Daha bütüncül baktığımızda ise TLÇK, sunumu yapılan metinlerin her birinin hakemler tarafından okunması, katılımcıların sunum deneyimi kazanması, farklı alanlardan sunumların gerçekleşmesiyle katılımcıların da kendilerini sosyal bilimlerde konumlandırdığı yeri muhasebe etmesine imkan tanıması açısından da sosyal bilimler alanında lisansüstü çalışmalar yapan katılımcılara akademik üretim serüvenlerinde bir deneyim sundu. İLEM tarafından kongrenin ardından yayınlanacak TLÇK Bildiriler Kitabı da akademik üretimde çeşitliliğin sağlanması, güncel konuların gündeme getirilmesi ve sosyal bilimlerde akademik üretimi teşvik etmesi bakımından katkı sağlayacaktır.
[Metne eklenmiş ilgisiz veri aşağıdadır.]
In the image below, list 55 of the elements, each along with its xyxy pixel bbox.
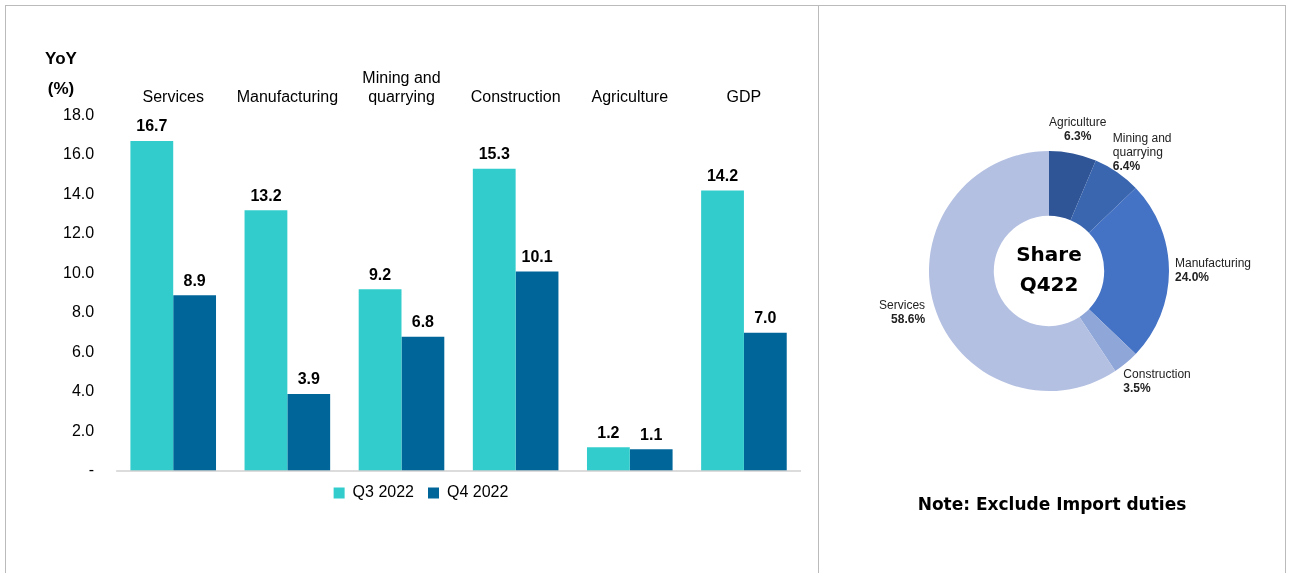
y-axis-title: YoY (%) (45, 48, 78, 98)
data-label: 3.5% (1123, 380, 1152, 395)
bar (130, 141, 174, 471)
data-label: 6.3% (1063, 129, 1092, 144)
bar (358, 289, 402, 471)
data-label: 7.0 (754, 309, 777, 327)
data-label: 16.7 (136, 117, 168, 135)
bar (401, 336, 445, 471)
bar (515, 271, 559, 471)
y-tick-label: 6.0 (71, 342, 95, 360)
y-tick-label: 12.0 (63, 224, 95, 242)
data-label: 24.0% (1175, 270, 1210, 285)
slice-label: Manufacturing (1175, 256, 1252, 271)
data-label: 8.9 (183, 271, 206, 289)
data-label: 15.3 (478, 145, 510, 163)
bar (244, 210, 288, 471)
y-tick-label: 16.0 (63, 145, 95, 163)
bar (287, 393, 331, 471)
y-tick-label: 14.0 (63, 184, 95, 202)
legend-label: Q3 2022 (352, 483, 415, 501)
y-tick-label: 8.0 (71, 303, 95, 321)
data-label: 14.2 (706, 166, 739, 184)
x-tick-label: GDP (726, 88, 762, 106)
y-tick-label: 4.0 (71, 382, 95, 400)
data-label: 58.6% (891, 311, 926, 326)
x-tick-label: Mining and quarrying (362, 69, 441, 106)
slice-label: Services (879, 297, 926, 312)
bar (701, 190, 744, 471)
text: Note: Exclude Import duties (916, 494, 1188, 514)
bar (629, 449, 673, 471)
data-label: 6.4% (1112, 158, 1141, 173)
data-label: 10.1 (521, 247, 553, 265)
y-tick-label: 2.0 (71, 421, 95, 439)
slice-label: Construction (1123, 366, 1191, 381)
data-label: 3.9 (297, 370, 320, 388)
y-tick-label: 18.0 (63, 105, 95, 123)
x-tick-label: Manufacturing (236, 88, 339, 106)
bar (586, 447, 630, 471)
slice-label: Mining and quarrying (1112, 130, 1172, 159)
data-label: 9.2 (368, 265, 392, 283)
x-tick-label: Construction (470, 88, 561, 106)
y-tick-label: - (88, 461, 95, 479)
bar (173, 295, 217, 471)
bar (472, 168, 516, 471)
legend-label: Q4 2022 (447, 483, 509, 501)
y-tick-label: 10.0 (63, 263, 95, 281)
bar (743, 332, 787, 471)
data-label: 1.2 (597, 423, 620, 441)
slice-label: Agriculture (1048, 115, 1107, 130)
data-label: 1.1 (640, 425, 663, 443)
x-tick-label: Services (142, 88, 204, 106)
data-label: 13.2 (250, 186, 282, 204)
data-label: 6.8 (411, 313, 435, 331)
text: Share Q422 (1016, 242, 1082, 297)
x-tick-label: Agriculture (591, 88, 669, 106)
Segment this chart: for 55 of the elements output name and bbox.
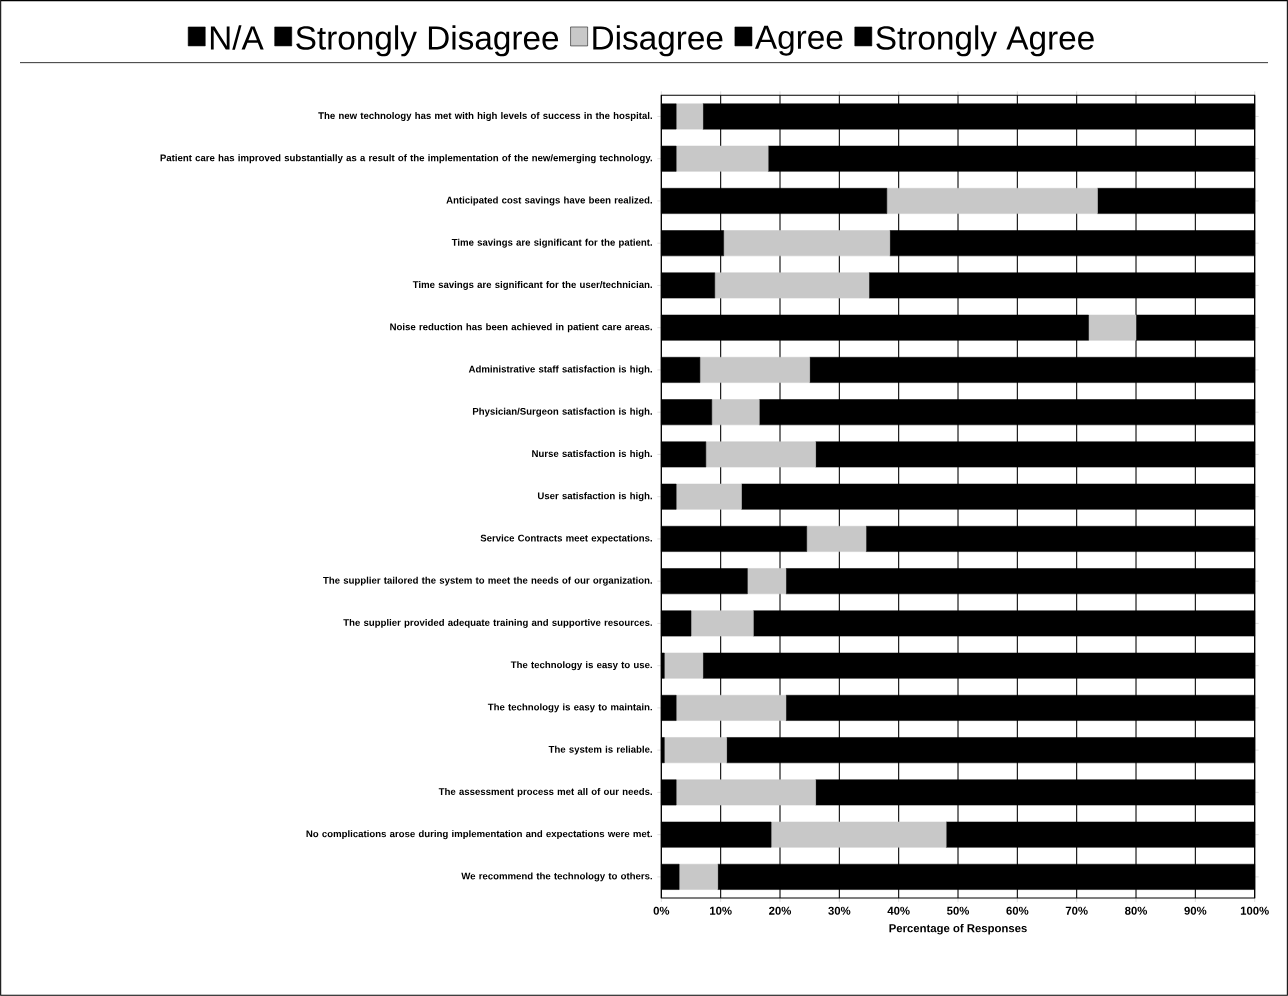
bar <box>675 779 816 806</box>
y-tick-label: User satisfaction is high. <box>537 492 652 502</box>
bar <box>1088 314 1137 341</box>
x-tick-label: 30% <box>828 906 851 915</box>
x-tick-label: 80% <box>1125 906 1148 915</box>
x-tick-label: 10% <box>710 906 732 915</box>
bar <box>714 272 870 299</box>
x-tick-label: 40% <box>887 906 910 915</box>
y-tick-label: The technology is easy to use. <box>510 661 652 671</box>
y-tick-label: The assessment process met all of our needs. <box>438 787 652 797</box>
x-tick-label: 50% <box>947 906 970 915</box>
y-tick-label: The supplier provided adequate training and supportive resources. <box>343 618 652 628</box>
bar <box>723 230 891 257</box>
x-tick-label: 70% <box>1065 906 1088 915</box>
legend-label: Strongly Disagree <box>296 25 559 57</box>
bar <box>705 441 816 468</box>
bar <box>675 145 769 172</box>
bar <box>675 103 704 130</box>
bar <box>675 483 742 510</box>
y-tick-label: Nurse satisfaction is high. <box>532 449 652 459</box>
y-tick-label: No complications arose during implementation and expectations were met. <box>306 830 652 840</box>
bar <box>699 357 810 383</box>
bar <box>690 610 754 637</box>
y-tick-label: Time savings are significant for the user/technician. <box>412 280 652 290</box>
legend-label: Strongly Agree <box>876 25 1094 57</box>
y-tick-label: Service Contracts meet expectations. <box>480 534 652 544</box>
bar <box>747 568 787 595</box>
bar <box>806 525 867 552</box>
bar <box>675 694 787 721</box>
y-tick-label: Patient care has improved substantially as a result of the implementation of the new/emerging technology. <box>160 154 652 164</box>
bar <box>770 821 947 848</box>
y-tick-label: Anticipated cost savings have been realized. <box>446 196 652 206</box>
legend-label: Agree <box>754 25 843 56</box>
x-axis-title: Percentage of Responses <box>889 923 1027 935</box>
bar <box>711 399 760 426</box>
y-tick-label: Physician/Surgeon satisfaction is high. <box>472 407 652 417</box>
bar <box>664 737 727 764</box>
x-tick-label: 0% <box>653 906 670 915</box>
y-tick-label: We recommend the technology to others. <box>461 872 652 882</box>
y-tick-label: Administrative staff satisfaction is high. <box>468 365 652 375</box>
y-tick-label: Noise reduction has been achieved in patient care areas. <box>390 323 652 333</box>
x-tick-label: 60% <box>1006 906 1029 915</box>
x-tick-label: 20% <box>769 906 792 915</box>
x-tick-label: 100% <box>1240 906 1269 915</box>
y-tick-label: The supplier tailored the system to meet the needs of our organization. <box>323 576 652 586</box>
bar <box>886 188 1098 214</box>
bar <box>678 863 718 890</box>
bar <box>664 652 704 679</box>
x-tick-label: 90% <box>1184 906 1207 915</box>
legend-label: N/A <box>210 25 264 50</box>
legend-label: Disagree <box>593 25 723 57</box>
y-tick-label: Time savings are significant for the patient. <box>451 238 652 248</box>
y-tick-label: The new technology has met with high levels of success in the hospital. <box>318 111 652 121</box>
y-tick-label: The system is reliable. <box>548 745 652 755</box>
y-tick-label: The technology is easy to maintain. <box>487 703 652 713</box>
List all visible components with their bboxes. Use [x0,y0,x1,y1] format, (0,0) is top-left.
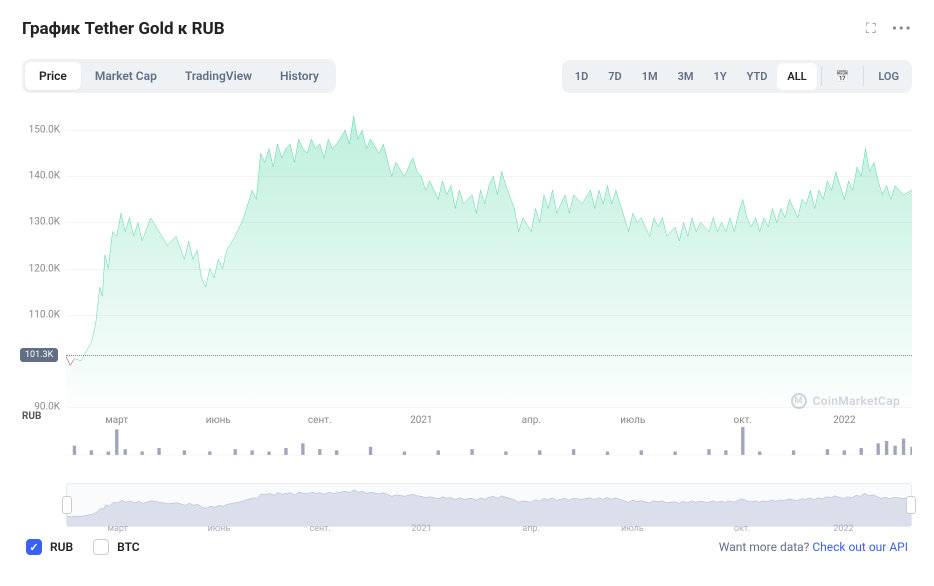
y-tick-label: 140.0K [29,171,60,182]
range-all[interactable]: ALL [777,63,816,90]
checkbox-box[interactable] [93,539,109,555]
range-overview-chart[interactable]: мартиюньсент.2021апр.июльокт.2022 [66,483,912,527]
currency-toggles: RUB BTC [26,539,140,555]
checkbox-box[interactable] [26,539,42,555]
mini-x-tick: сент. [310,524,331,534]
range-handle-right[interactable] [906,496,916,514]
mini-x-tick: окт. [734,524,751,534]
current-price-tag: 101.3K [20,348,58,362]
expand-icon[interactable]: ⛶ [866,21,874,37]
tab-tradingview[interactable]: TradingView [171,62,266,90]
mini-x-tick: июль [621,524,644,534]
price-chart: 90.0K110.0K120.0K130.0K140.0K150.0K Coin… [66,107,912,477]
log-toggle[interactable]: LOG [868,63,909,90]
range-3m[interactable]: 3M [668,63,704,90]
api-link[interactable]: Check out our API [812,540,908,554]
y-axis-currency-label: RUB [22,411,41,422]
mini-x-tick: 2022 [833,524,853,534]
range-1m[interactable]: 1M [632,63,668,90]
mini-x-tick: март [107,524,128,534]
range-1d[interactable]: 1D [565,63,598,90]
x-tick-label: окт. [734,415,753,426]
y-tick-label: 120.0K [29,263,60,274]
range-ytd[interactable]: YTD [737,63,778,90]
x-tick-label: 2022 [833,415,855,426]
range-selector: 1D7D1M3M1YYTDALL 📅 LOG [562,60,912,93]
x-tick-label: март [105,415,128,426]
y-tick-label: 110.0K [29,309,60,320]
x-tick-label: июнь [206,415,231,426]
range-1y[interactable]: 1Y [704,63,737,90]
mini-x-tick: апр. [522,524,540,534]
x-tick-label: июль [620,415,645,426]
tab-price[interactable]: Price [25,62,81,90]
y-tick-label: 130.0K [29,217,60,228]
range-handle-left[interactable] [62,496,72,514]
currency-checkbox-rub[interactable]: RUB [26,539,73,555]
currency-checkbox-btc[interactable]: BTC [93,539,140,555]
calendar-icon[interactable]: 📅 [826,63,860,90]
checkbox-label: RUB [50,540,73,554]
mini-x-tick: 2021 [411,524,431,534]
page-title: График Tether Gold к RUB [22,19,225,39]
checkbox-label: BTC [117,540,140,554]
more-icon[interactable]: ··· [892,18,912,39]
range-7d[interactable]: 7D [598,63,631,90]
x-tick-label: апр. [522,415,541,426]
view-tabs: PriceMarket CapTradingViewHistory [22,59,336,93]
y-tick-label: 150.0K [29,125,60,136]
mini-x-tick: июнь [208,524,231,534]
x-tick-label: сент. [308,415,332,426]
api-promo: Want more data? Check out our API [719,540,908,554]
tab-history[interactable]: History [266,62,333,90]
x-tick-label: 2021 [410,415,432,426]
tab-market-cap[interactable]: Market Cap [81,62,171,90]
TLÇK’nın teşvik edici bir niteliğe sahip olması Türkiye’de akademik üretimde bir heyecana sebep olduğunu özellikle belirtmem gerekiyor. Zira ben şimdiden gerçekleşecek 11. TLÇK’yı düşünmeye, bu sebeple de yazacak yeni konular bulmaya başladım.
Heybemize doldurduğumuz bu deneyimlerle katılımcılara sosyal bilimler alanında böyle bir zemin sunan TLÇK Düzenleme Kurulu’na ve İLEM’e teşekkürlerimi sunuyorum.